Compared to the first two episodes, which barely paused for breath, this third installment pumps the breaks a little and allows the dynamics between the students to solidify a bit more. This comes through mostly in the relationship between Na-yeon and Gyeong-su. The latter decides to wait in the recording room for a full hour just to sulkily prove a point. After half an hour, though, the others all implore Na-yeon to apologize. When she goes to do so, she cleans Gyeong-su’s scratch with a handkerchief, which obviously infects him. She tells him that she does look down on him, that he deserves to be looked down on, and then refuses to apologize. When he flips out, she smugly points out that she was right after all, that he is infected, and his death scene goes on for an agonizingly long time. As the realization dawns on him that hope is lost, he attempts to leave the room of his own volition to save his friends from him, but he doesn’t quite make it out before the virus takes hold. He imagines the other students laughing at him, as they have so many times in his life, and attacks them in a frenzy. It’s his own best friend, Cheong-san, who lures him out of the window. This is a powerful scene of stark emotion, the most effective beat the show has delivered thus far.

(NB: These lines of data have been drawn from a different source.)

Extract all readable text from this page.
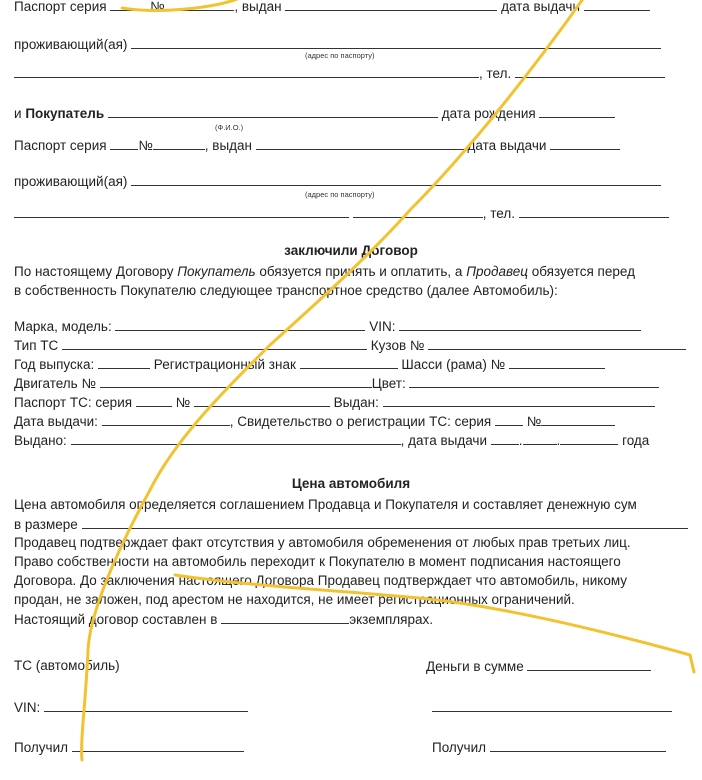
Паспорт серия	№	, выдан	дата выдачи
проживающий(ая)
(адрес по паспорту)
, тел.
и Покупатель	дата рождения
(Ф.И.О.)
Паспорт серия №	, выдан	дата выдачи
проживающий(ая)
(адрес по паспорту)
, тел.
заключили Договор
По настоящему Договору Покупатель обязуется принять и оплатить, а Продавец обязуется перед
в собственность Покупателю следующее транспортное средство (далее Автомобиль):
Марка, модель:	VIN:
Тип ТС	Кузов №
Год выпуска:	Регистрационный знак	Шасси (рама) №
Двигатель №	Цвет:
Паспорт ТС: серия	№	Выдан:
Дата выдачи:	, Свидетельство о регистрации ТС: серия	№
Выдано:	, дата выдачи .	.	года
Цена автомобиля
Цена автомобиля определяется соглашением Продавца и Покупателя и составляет денежную сум
в размере
Продавец подтверждает факт отсутствия у автомобиля обременения от любых прав третьих лиц.
Право собственности на автомобиль переходит к Покупателю в момент подписания настоящего
Договора. До заключения настоящего Договора Продавец подтверждает что автомобиль, никому
продан, не заложен, под арестом не находится, не имеет регистрационных ограничений.
Настоящий договор составлен в	экземплярах.
ТС (автомобиль)	Деньги в сумме
VIN:
Получил	Получил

Another effective and deeply tragic moment comes when Hee-sun, still carrying her newborn child, recognizes the infection is taking hold of her and ties herself to a nearby door so she can’t mindlessly attack her offspring.
Back in school, Nam-ra saw Na-yeon wipe the blood from the broken mop handle on her handkerchief, and she figures out immediately what Na-yeon did and confronts her about it in front of everyone. Naturally, she interprets this as them bullying her, and is still inexplicably adamant that she’s in the right. She’s so blinkered that she can’t possibly accept a world in which she wouldn’t be automatically believed and liked over the “welfie” kid who smells bad. The realization that she’s all alone hits her hard — so hard, in fact, that she leaves the classroom herself and begins roaming the corridors, essentially committing suicide-by-zombie. Ms. Park doesn’t allow the others to follow her, explaining how causing or allowing the death of another strips life of its meaning. With the message having been received, Ms. Park dips into the corridor to drag Na-yeon back to safety.
As the episode ends, the classroom is flooded with a bright light from a helicopter outside.